The wine list is almost entirely Croatian except for the champagne, starting at 290 kuna (£34) and not showing the vintages. Sample labels were Bire Grk at 400 kuna for a bottle that can be found in the high street for 210 kuna, Posip Majstor Stina at 600 kuna for a wine that retails at kuna 195, and Billecart Salmon Brut champagne at 800 kuna for a wine that will set you back 472 kuna in a shop. It was interesting to try a small glass of the Prolek Karaman sweet Malvasia dessert wine that was first made here in 1383, with the grapes air-dried on racks. This wine has recently been revived and was lovely.
The meal started with a distinctly odd complimentary nibble of a little local cheese with broccoli flower mousse and pistachio crumbs. This seemed to me an ill-judged flavour combination (9/20). At this point I was dreading what was to follow so was really surprised by the starter of porcini risotto with foie gras and Croatian summer truffles. This risotto, made with vialone nano rice, was genuinely good, topped with shavings of Istrian summer truffles, which did not have much truffle scent, and also served with a piece of pan-fried foie gras. The truffles and foie gras were presumably there to add a luxurious air to the dish, but actually I would have been happier just to have had the porcini risotto without these embellishments, as the rice had good texture and the stock brought a pleasing flavour that nicely complemented the mushrooms (14/20).
My main course was fillet of wild sea bass with cauliflower cream, asparagus and carrots. The vegetables were pleasant and the fish was actually quite good, nicely cooked and having plenty of flavour (14/20). Dessert was less successful, a sort of chocolate lava cake, involving a centre of warm, melting chocolate mousse with almond chips and mint ice cream. The chocolate was reasonable but the mint ice cream was too dominant a flavour. Mint is a tricky flavour in food as it can be so strong, and here it shunted aside everything else on the plate (12/20).
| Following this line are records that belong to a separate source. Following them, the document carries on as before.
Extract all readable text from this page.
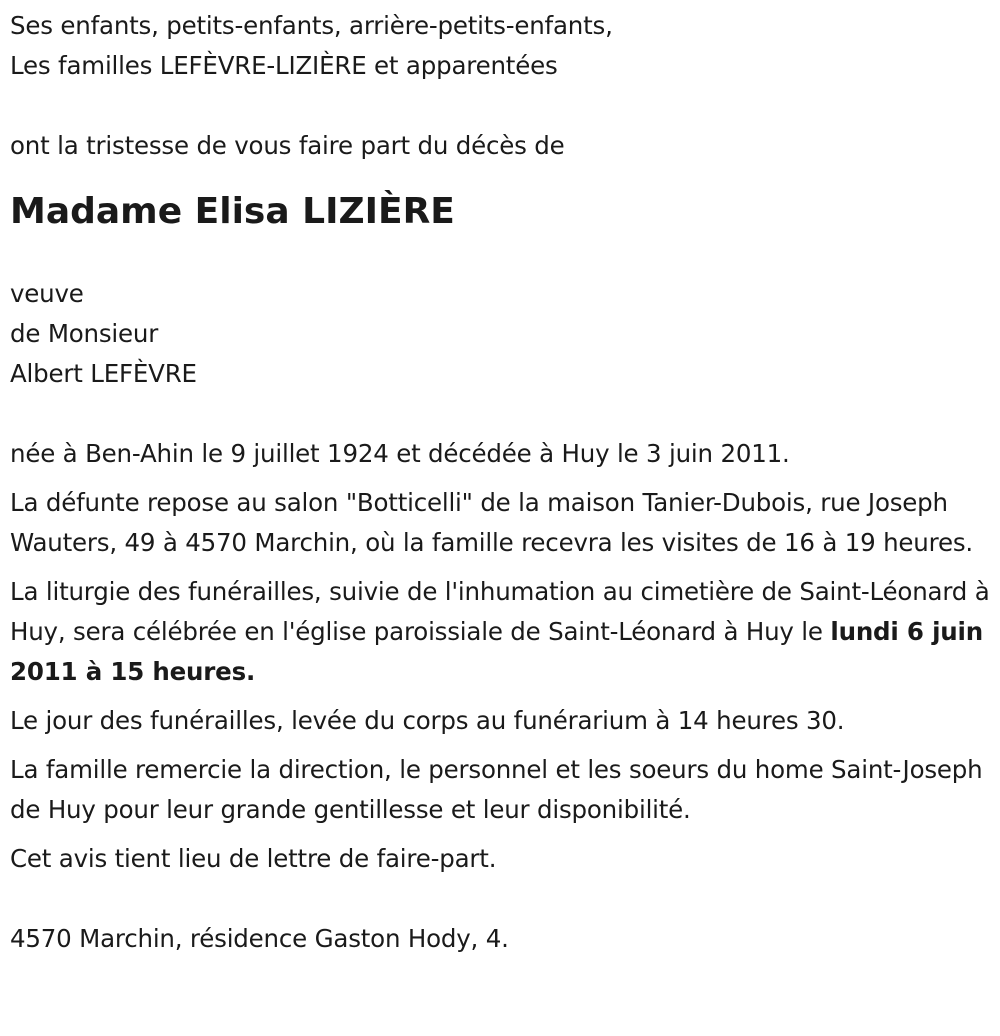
Ses enfants, petits-enfants, arrière-petits-enfants,
Les familles LEFÈVRE-LIZIÈRE et apparentées
ont la tristesse de vous faire part du décès de
Madame Elisa LIZIÈRE
veuve
de Monsieur
Albert LEFÈVRE

née à Ben-Ahin le 9 juillet 1924 et décédée à Huy le 3 juin 2011.

La défunte repose au salon "Botticelli" de la maison Tanier-Dubois, rue Joseph Wauters, 49 à 4570 Marchin, où la famille recevra les visites de 16 à 19 heures.

La liturgie des funérailles, suivie de l'inhumation au cimetière de Saint-Léonard à Huy, sera célébrée en l'église paroissiale de Saint-Léonard à Huy le lundi 6 juin 2011 à 15 heures.

Le jour des funérailles, levée du corps au funérarium à 14 heures 30.

La famille remercie la direction, le personnel et les soeurs du home Saint-Joseph de Huy pour leur grande gentillesse et leur disponibilité.

Cet avis tient lieu de lettre de faire-part.

4570 Marchin, résidence Gaston Hody, 4.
The service was very good indeed, our waiter speaking excellent English, as did his manager. Our bill, including plenty of good wine, came to 1,235 kuna (£147). If you shared a modest bottle of wine then a more typical cost per person might be around £71. Overall, Dubrovnik was rather an erratic and quite expensive experience, with its peculiar canapé and not very successful dessert contrasting with genuinely excellent risotto and good sea bass main course.